Another possibility, however, is that the word 'loo' is an abbreviation of the word 'loony'. Among the English aristocracy in the 18th Century toilets were considered unmentionable. However, it was considered no shame to have an insane inbred relative imprisoned in your house. Thus, when a hostess was showing a guest around her mansion and they came to the toilet door, she would say, 'We don't go into that room, dear, that's where we keep the loony.' And at the dinner table a guest might rise and say, 'I would like to visit your loony,' or 'Excuse me, where is the loony?' While using the bathroom, the most well-groomed people would often hoot and gibber and make loud whooping noises, to cover any untoward splashing sounds and to maintain the polite fiction that they were 'playing with the loony'. (Voltaire, who was not clued-up to this part of the etiquette, wrote after a visit to a country seat: 'These English!
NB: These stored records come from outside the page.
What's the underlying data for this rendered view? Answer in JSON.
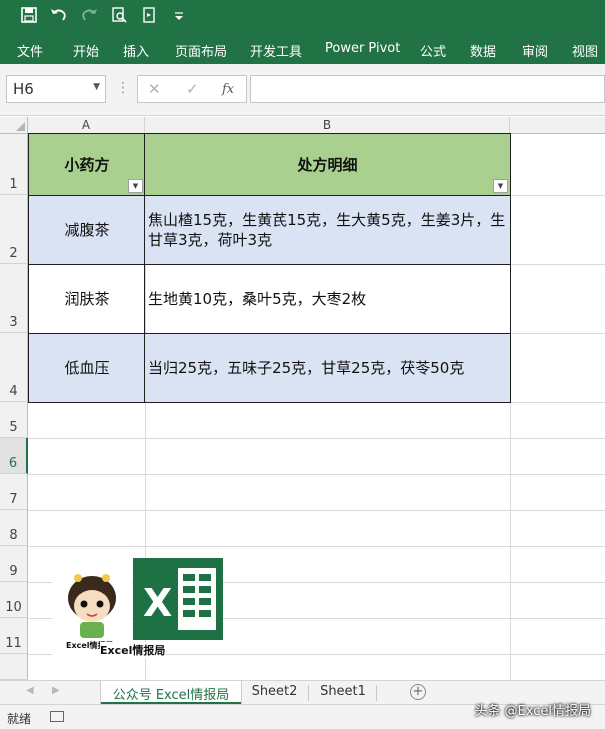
{
  "toolbar": {
    "icons": [
      "save-icon",
      "undo-icon",
      "redo-icon",
      "print-preview-icon",
      "document-icon",
      "customize-icon"
    ]
  },
  "ribbon": {
    "tabs": [
      "文件",
      "开始",
      "插入",
      "页面布局",
      "开发工具",
      "Power Pivot",
      "公式",
      "数据",
      "审阅",
      "视图"
    ]
  },
  "formula_bar": {
    "name_box": "H6",
    "cancel": "✕",
    "enter": "✓",
    "fx": "fx",
    "value": ""
  },
  "columns": [
    "A",
    "B"
  ],
  "rows": [
    "1",
    "2",
    "3",
    "4",
    "5",
    "6",
    "7",
    "8",
    "9",
    "10",
    "11"
  ],
  "table": {
    "header": {
      "a": "小药方",
      "b": "处方明细"
    },
    "rows": [
      {
        "name": "减腹茶",
        "detail": "焦山楂15克，生黄芪15克，生大黄5克，生姜3片，生甘草3克，荷叶3克"
      },
      {
        "name": "润肤茶",
        "detail": "生地黄10克，桑叶5克，大枣2枚"
      },
      {
        "name": "低血压",
        "detail": "当归25克，五味子25克，甘草25克，茯苓50克"
      }
    ]
  },
  "logo": {
    "text": "Excel情报局",
    "small_text": "Excel情报局",
    "letter": "X"
  },
  "sheets": {
    "tabs": [
      "公众号 Excel情报局",
      "Sheet2",
      "Sheet1"
    ],
    "active": 0
  },
  "status": {
    "ready": "就绪"
  },
  "watermark": "头条 @Excel情报局",
  "colors": {
    "accent": "#217346",
    "header_fill": "#a9d08e",
    "band_fill": "#dae3f3"
  }
}
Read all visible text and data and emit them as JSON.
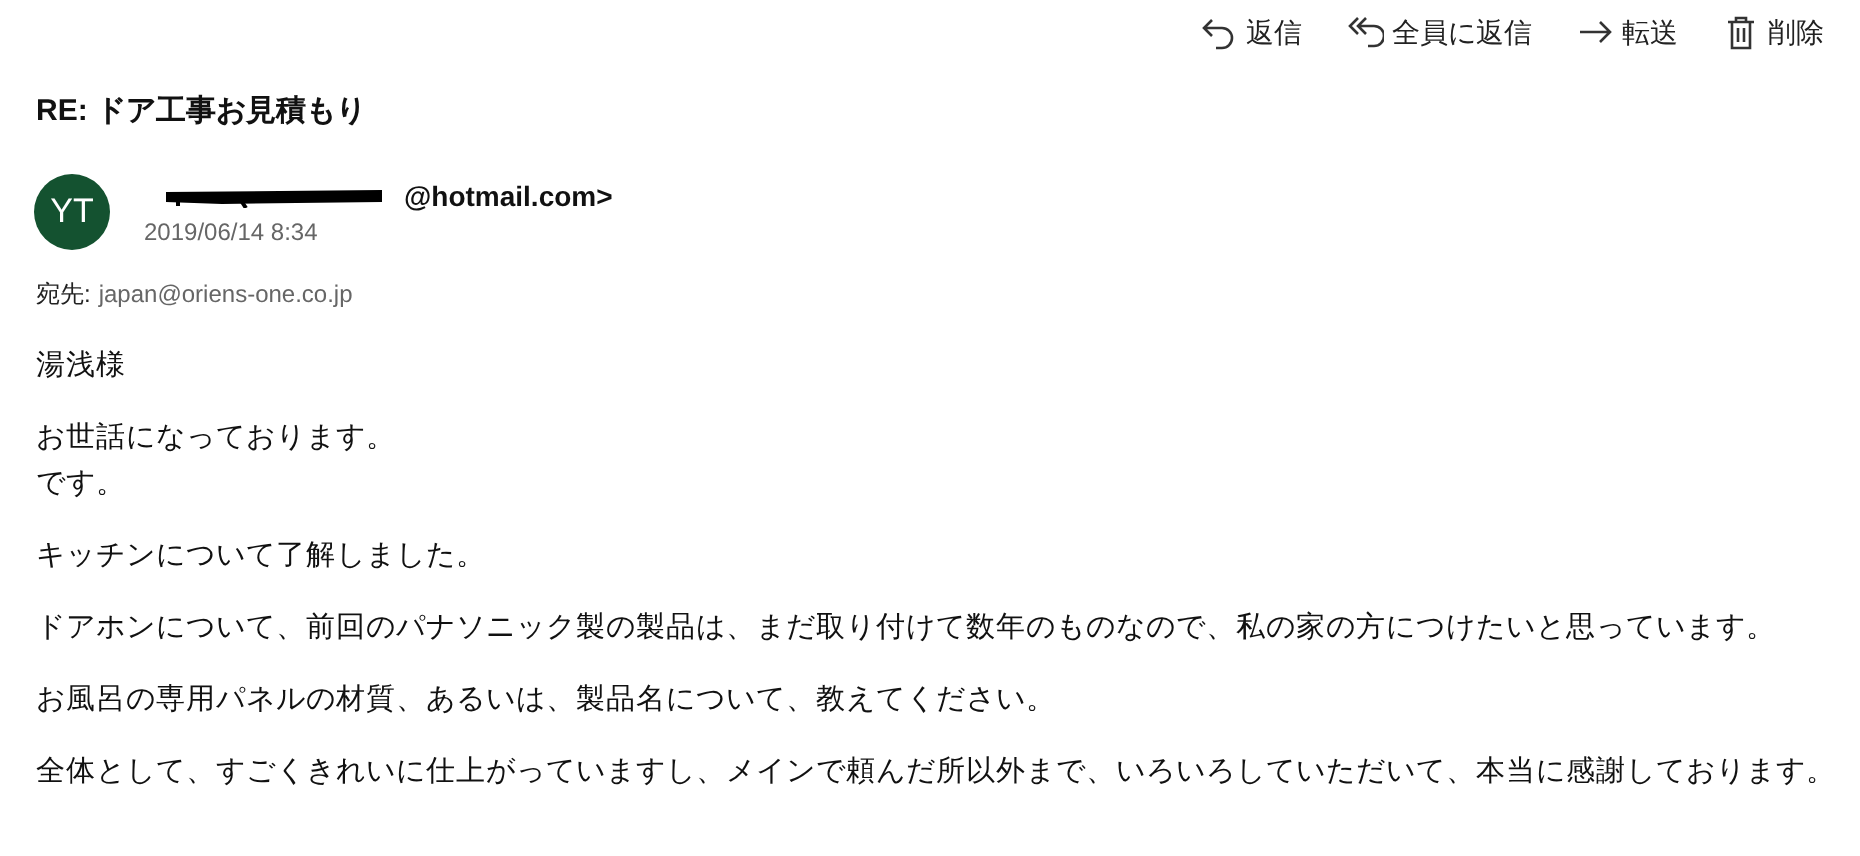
{
  "toolbar": [
    {
      "kind": "reply",
      "label": "返信"
    },
    {
      "kind": "reply_all",
      "label": "全員に返信"
    },
    {
      "kind": "forward",
      "label": "転送"
    },
    {
      "kind": "delete",
      "label": "削除"
    }
  ],
  "message": {
    "subject": "RE: ドア工事お見積もり",
    "avatar": "YT",
    "sender": "@hotmail.com>",
    "sender_redacted": true,
    "date": "2019/06/14 8:34",
    "to_label": "宛先:",
    "to": "japan@oriens-one.co.jp"
  },
  "body": [
    {
      "lines": [
        "湯浅様"
      ]
    },
    {
      "lines": [
        "お世話になっております。",
        "です。"
      ]
    },
    {
      "lines": [
        "キッチンについて了解しました。"
      ]
    },
    {
      "lines": [
        "ドアホンについて、前回のパナソニック製の製品は、まだ取り付けて数年のものなので、私の家の方につけたいと思っています。"
      ]
    },
    {
      "lines": [
        "お風呂の専用パネルの材質、あるいは、製品名について、教えてください。"
      ]
    },
    {
      "lines": [
        "全体として、すごくきれいに仕上がっていますし、メインで頼んだ所以外まで、いろいろしていただいて、本当に感謝しております。"
      ]
    }
  ]
}
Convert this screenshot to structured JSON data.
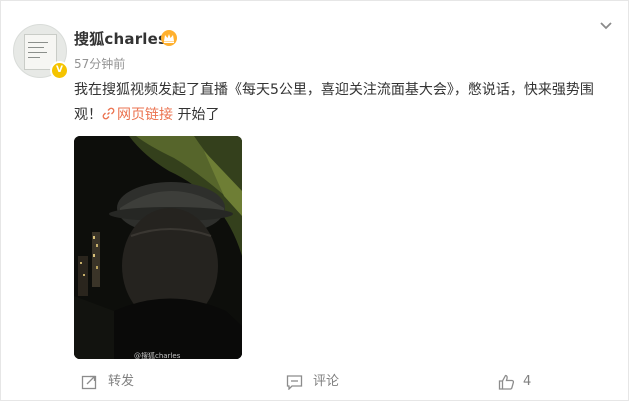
{
  "post": {
    "username": "搜狐charles",
    "timestamp": "57分钟前",
    "text_before_link": "我在搜狐视频发起了直播《每天5公里，喜迎关注流面基大会》，憋说话，快来强势围观！",
    "link_label": "网页链接",
    "text_after_link": " 开始了",
    "video_watermark": "@搜狐charles"
  },
  "actions": {
    "repost_label": "转发",
    "comment_label": "评论",
    "like_count": "4"
  },
  "icons": {
    "verified_badge": "yellow-v-badge",
    "vip": "crown-icon",
    "more": "chevron-down-icon",
    "link": "link-icon",
    "repost": "share-icon",
    "comment": "comment-icon",
    "like": "thumbs-up-icon"
  },
  "colors": {
    "link": "#eb7350",
    "text": "#333333",
    "muted": "#939393"
  }
}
How they carry on in the craphouse. I do not know what is wrong with their diet but they sound as if they are passing cannonballs.') The drawback to this euphemism was when a family really did have a loony in their house. Occasionally a guest would ask to be shown to the loony and find themselves in a small cell with a maniac clinging to the ceiling grinning at them. They were then faced with the dilemma of doing their business in the loony's straw while the loony watched and gurgled appreciatively, or returning to the drawing room and quietly wetting themselves.